UiPath Reports How Agentic AI is Driving Business Investment

As the evolution of AI in enterprises has moved beyond basic automation and chatbots towards systems capable of autonomous decision-making, a shift is required for the transition from tools that need continuous human oversight to those that can navigate complex business processes independently.
The market for enterprise AI has traditionally focused on specific task automation and data analysis up until now. However, the emergence of agentic AI represents a step change in capability.
The financial implications of this transition are substantial, with technology leaders evaluating both the potential returns and risks of deploying more autonomous systems within critical business operations.
Therefore, questions of governance, security and integration with existing infrastructure are shaping investment decisions, leading enterprise technology leaders to prepare to increase investment in agentic AI according to UiPath.
UiPath research highlights integration challenges
UiPath identifies integration between systems as a priority, with 87% of respondents stating that interoperability between AI technologies is essential for their organisations whilst current limitations centre on connecting AI tools with existing business applications.
Daniel Dines, Chief Executive Officer and Founder of UiPath, says: "Agentic AI is a transformative approach that greatly expands and enhances the ability to automate larger, more complex business processes.
“The most powerful use cases for agents will be those that can orchestrate across business systems."

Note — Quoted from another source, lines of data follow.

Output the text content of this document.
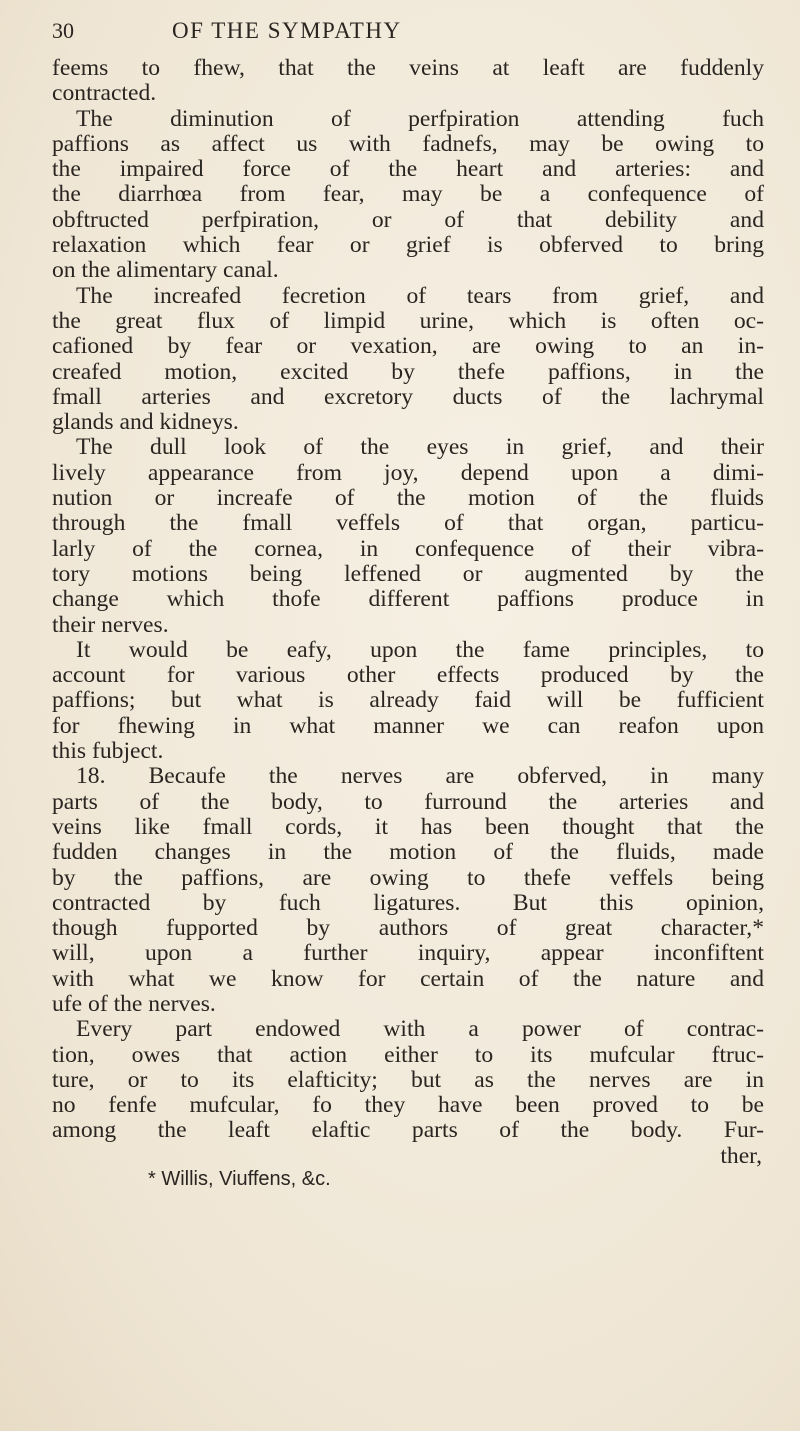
30	OF THE SYMPATHY
feems to fhew, that the veins at leaft are fuddenly
contracted.
The diminution of perfpiration attending fuch
paffions as affect us with fadnefs, may be owing to
the impaired force of the heart and arteries: and
the diarrhœa from fear, may be a confequence of
obftructed perfpiration, or of that debility and
relaxation which fear or grief is obferved to bring
on the alimentary canal.
The increafed fecretion of tears from grief, and
the great flux of limpid urine, which is often oc-
cafioned by fear or vexation, are owing to an in-
creafed motion, excited by thefe paffions, in the
fmall arteries and excretory ducts of the lachrymal
glands and kidneys.
The dull look of the eyes in grief, and their
lively appearance from joy, depend upon a dimi-
nution or increafe of the motion of the fluids
through the fmall veffels of that organ, particu-
larly of the cornea, in confequence of their vibra-
tory motions being leffened or augmented by the
change which thofe different paffions produce in
their nerves.
It would be eafy, upon the fame principles, to
account for various other effects produced by the
paffions; but what is already faid will be fufficient
for fhewing in what manner we can reafon upon
this fubject.
18. Becaufe the nerves are obferved, in many
parts of the body, to furround the arteries and
veins like fmall cords, it has been thought that the
fudden changes in the motion of the fluids, made
by the paffions, are owing to thefe veffels being
contracted by fuch ligatures. But this opinion,
though fupported by authors of great character,*
will, upon a further inquiry, appear inconfiftent
with what we know for certain of the nature and
ufe of the nerves.
Every part endowed with a power of contrac-
tion, owes that action either to its mufcular ftruc-
ture, or to its elafticity; but as the nerves are in
no fenfe mufcular, fo they have been proved to be
among the leaft elaftic parts of the body. Fur-
ther,
* Willis, Viuffens, &c.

- 93% are extremely or very interested in agentic AI
- 32% note they are planning to invest in the next six months or less
- 37% of IT executives claim they are already using agentic AI
Organisations are reporting challenges with their current automation and AI deployments, citing security concerns, development complexity, integration issues and data quality as primary obstacles to implementation.
Security and automation concerns shape deployment
According to the survey, IT security emerges as the primary concern for 56% of respondents, followed by implementation costs at 37% and integration challenges at 35%. The findings suggest executives seek autonomous capabilities but require governance frameworks and security measures.
Max Ioffe, Director of the Global Intelligent Automation Center of Excellence at Wesco Distribution, emphasises the role of existing automation technology: "I expect that robotic process automation will orchestrate the agents.
"For larger scale processes, you need clear orchestration and governance and that means a deterministic technology like RPA."
The research also indicates that 58% of respondents anticipate improvements in business workflow oversight through agentic AI deployment, while 53% expect enhanced application integration.
A further 52% identify potential for automating complex business workflows.
Enterprise adoption requires governance framework
Companies face challenges in implementing AI transformation across complex workflows and multiple systems and UiPath highlights concerns about productivity gains and trust in AI for critical enterprise processes.
The survey reveals that safety and privacy rank as the most critical capabilities for effective implementation of agentic AI workflows, followed by seamless integration with existing systems and this prioritisation reflects growing awareness of compliance requirements and data protection obligations.
Daniel adds: "For agentic AI to have meaningful impact, organisations need to provide agents with the needed foundation to intelligently plan and synchronize actions across robots, agents, people and systems, all within enterprise-grade governance and security.”
The implementation of safety measures and system integration capabilities rank as priority requirements for successful agentic AI deployment and the research suggests acceptance of autonomous operation provided governance and security frameworks exist.
UiPath also defines AI agents as software entities that employ AI techniques to perceive their environment, process information and execute actions to achieve specific objectives.
These agents operate either autonomously or semi-autonomously, replicating human decision-making processes within defined parameters.
Daniel says: "As AI systems become more autonomous, enterprises must strike a balance between autonomy and human oversight to prevent unintended consequences and guarantee that AI-driven actions align with ethical, compliance and legal standards."